Dari hasil Jurnal Kesehatan Masyarakat, Maret 2012-September 2012, Vol. 6,


No.2 Tentang,Pelaksanaan Program Keselamatan Pasien di RSUD SOLOK.

Berdasarkan hasil penelitian, pelaksanaan tujuh langkah menuju keselamatan


pasien di RSUD Solok,hampir semua mengatakan sudah terlaksana tetapi belum
tertata dengan baik dan adanya tim penggerak di ruangan, membuat tim
keselamatan pasien, melakukan uji coba disalah satu ruangan serta
mengembangkan langkah-langkah yang belum terlaksana.

Dari hasil wawancara mendalam dan telaah dokumen, pada ruangan sudah ada
yang menggunakan format untuk pelaporan kejadian tentang keselamatan pasien.
Fasilitas Rumah Sakit untuk program keselamatan pasien di ruangan berdasarkan
wawancara mendalam dan observasi sudah cukup,apalagi untuk gedung yang baru
sudah menuju standar keselamatan pasien. Sementara itu, untuk keadaan
lingkungan berdasarkan wawancara mendalam dan observasi, semua informan
menyatakan bahwa lingkungan Rumah Sakit sudah cukup baik.

Lingkungan juga akan mempengaruhi akan keselamatan pasien,seperti yang


diungkapkan Cahyono, JBS, 20086 setiap petugas dapat melakukan kesalahan
apabila kondisi tempat mereka bekerja memberikan peluang untuk melakukan
kesalahan/pelanggaran.Lingkungan yang tidak kondusif seperti tidak ada
kerjasama, tidak ada supervisi, kejenuhan, kelelahan, stres, beban kerja berlebihan.
Oleh sebab itu, manajer harus dapat merancang lingkungan kerja yang kondusif,
upaya-upaya seperti : merancang sistem yang dapat meminimalkan kebisingan,
meminimalkan polusi lingkungan (berisik, getaran) serta menjamin berjalannya
supervisi dan komunikasi.

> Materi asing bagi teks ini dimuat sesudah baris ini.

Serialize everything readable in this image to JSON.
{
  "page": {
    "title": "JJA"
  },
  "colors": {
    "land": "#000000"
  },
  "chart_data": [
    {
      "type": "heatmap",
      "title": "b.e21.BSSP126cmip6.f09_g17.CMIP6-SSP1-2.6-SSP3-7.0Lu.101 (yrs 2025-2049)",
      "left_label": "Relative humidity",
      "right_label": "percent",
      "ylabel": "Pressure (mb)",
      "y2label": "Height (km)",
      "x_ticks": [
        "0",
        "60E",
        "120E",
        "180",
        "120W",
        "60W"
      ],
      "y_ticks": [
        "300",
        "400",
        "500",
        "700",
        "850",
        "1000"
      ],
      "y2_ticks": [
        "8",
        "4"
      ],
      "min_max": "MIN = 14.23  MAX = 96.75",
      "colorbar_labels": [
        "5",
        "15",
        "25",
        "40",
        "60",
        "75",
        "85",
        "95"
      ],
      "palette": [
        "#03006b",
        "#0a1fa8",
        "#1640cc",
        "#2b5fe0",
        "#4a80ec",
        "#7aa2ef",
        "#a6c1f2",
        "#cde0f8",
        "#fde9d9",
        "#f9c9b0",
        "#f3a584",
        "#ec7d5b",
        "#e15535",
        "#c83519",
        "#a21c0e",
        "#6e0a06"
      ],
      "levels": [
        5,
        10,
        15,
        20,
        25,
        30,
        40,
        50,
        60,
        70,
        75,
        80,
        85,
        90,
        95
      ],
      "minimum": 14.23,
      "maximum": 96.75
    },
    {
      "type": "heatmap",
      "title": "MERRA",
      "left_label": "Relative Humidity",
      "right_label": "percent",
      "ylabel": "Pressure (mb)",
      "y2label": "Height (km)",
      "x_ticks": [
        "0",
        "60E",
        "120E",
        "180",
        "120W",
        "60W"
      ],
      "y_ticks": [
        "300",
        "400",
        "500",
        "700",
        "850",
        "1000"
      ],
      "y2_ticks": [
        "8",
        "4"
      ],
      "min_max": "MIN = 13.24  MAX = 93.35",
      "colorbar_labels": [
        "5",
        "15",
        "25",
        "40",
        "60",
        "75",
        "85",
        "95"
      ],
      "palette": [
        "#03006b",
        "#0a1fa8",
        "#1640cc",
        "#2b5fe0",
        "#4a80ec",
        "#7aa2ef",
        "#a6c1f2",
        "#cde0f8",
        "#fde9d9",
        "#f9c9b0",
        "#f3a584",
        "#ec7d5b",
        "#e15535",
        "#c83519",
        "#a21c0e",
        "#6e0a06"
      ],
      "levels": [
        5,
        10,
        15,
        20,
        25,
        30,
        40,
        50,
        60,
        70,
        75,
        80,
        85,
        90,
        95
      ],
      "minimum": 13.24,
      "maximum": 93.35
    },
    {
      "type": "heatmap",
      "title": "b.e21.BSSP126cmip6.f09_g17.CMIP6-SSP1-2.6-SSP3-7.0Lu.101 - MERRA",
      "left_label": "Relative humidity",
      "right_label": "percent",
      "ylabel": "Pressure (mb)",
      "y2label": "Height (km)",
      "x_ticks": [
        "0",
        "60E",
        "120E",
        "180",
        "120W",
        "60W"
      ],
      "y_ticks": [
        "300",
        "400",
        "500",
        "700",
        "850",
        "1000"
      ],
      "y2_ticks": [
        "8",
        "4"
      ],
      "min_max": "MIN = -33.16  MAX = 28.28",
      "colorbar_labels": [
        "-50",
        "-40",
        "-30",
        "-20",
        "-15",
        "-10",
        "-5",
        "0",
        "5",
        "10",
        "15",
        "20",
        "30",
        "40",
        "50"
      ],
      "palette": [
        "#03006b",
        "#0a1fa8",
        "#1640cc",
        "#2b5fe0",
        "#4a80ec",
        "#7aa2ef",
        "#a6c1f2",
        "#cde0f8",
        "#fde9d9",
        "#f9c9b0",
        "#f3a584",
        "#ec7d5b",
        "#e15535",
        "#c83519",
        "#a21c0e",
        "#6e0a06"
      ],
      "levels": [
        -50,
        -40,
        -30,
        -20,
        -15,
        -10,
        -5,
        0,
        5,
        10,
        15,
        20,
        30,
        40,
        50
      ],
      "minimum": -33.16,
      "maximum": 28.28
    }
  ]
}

Faktor budaya sangat berpengaruh terhadap keselamatan
pasien, karena menyangkut pemahaman kesalahan terhadap insiden yang terjadi.
Berdasarkan hal tersebut, banyak faktor yang menghambat pelaksanaan program
keselamatan pasien, agar pelaksanaan program keselamatan pasien ini
terlaksana,maka rumah sakit perlu lebih mengupayakan pelaksanaan nya,seperti,
membudayakan pelaporan, menciptakan lingkungan kerja yang kondusif.
Sedangkan menurut penelitian Jurnal Administrasi Rumah Sakit Volume 1
Nomor 3. Afrisya Iriviranty, Analisis Budaya Organisasi dan Budaya Keselamatan
Pasien Sebagai Langkah Pengembangan Keselamatan Pasien di RSIA Budi
Kemuliaan Tahun 2014.

Berdasarkan hasil dan analisis dari penelitian ini, maka dapat diambil beberapa
kesimpulan sebagai berikut:

1. Dimensi budaya keselamatan pasien yang terkuat adalah Kerjasama dalam


unit, dan yang terlemah adalah Staffing dan respons non punitive.
2. Tipe budaya organisasi yang dominan di RSIA Budi Kemuliaan adalah
budaya Clan. Selain dominan, budaya Clan juga merupakan budaya yang
kuat dalam organisasi ini. Budaya Clan kondusif untuk keselamatan pasien
namun dapat menjadi hambatan karena hubungan interpersonal yang kuat
dapat memberikan ruang pemakluman yang besar yang dapat menghampat
penegakkan disiplin dan standard.

B. Pembahasan

Membangun kesadaran akan nilai keselamatan pasien merupakan suatu cara


bagaimana menciptakan kepemimpinan dan budaya terbuka dan adil yang artinya
rumah sakit mempunyai kebijakan apa yang mesti dilakukan staf segera setelah
insiden, bagaimana langkah-langkah pengumpulan fakta dan dukungan apayang
diberikan kepada staf,budaya pelaporan dan belajar dari insidenserta melakukan
penilaian keselamatan pasien.

Leape, Lucian, Lawthers, Brennan, Troyen (1993 dikutip dari IOM, 2000)
menyebutkan ciri jenis kesalahan yang mengakibatkan cedera;

1) Diagnostik; kesalahan atau keterlambatan diagnosis, kegagalan untuk


menggunakan hasil dari tes diagnostik, menggunaan tes diagnostik atau
terapi yang sudah ketinggalan zaman, kegagalan untuk bertindak
berdasarkan hasil pemantauan atau pengujian.
2) Pengobatan; kesalahan dalam pelaksanaan operasi, prosedur, atau uji,
kesalahan dalam mengelola perawatan, kesalahan dalam dosis atau metode
menggunakan obat, keterlambatan dalam pengobatan atau dalam
menanggapi tes abnormal, dan tidak menunjukan kepedulian.
3) Pencegahan; kegagalan untuk memberikan perawatan profilaksis,
pemantauan yang tidak memadai atau tindak melanjutkan pengobatan.
4) Lain-lain; kegagalan komunikasi, kegagalan peralatan, kegagalan system.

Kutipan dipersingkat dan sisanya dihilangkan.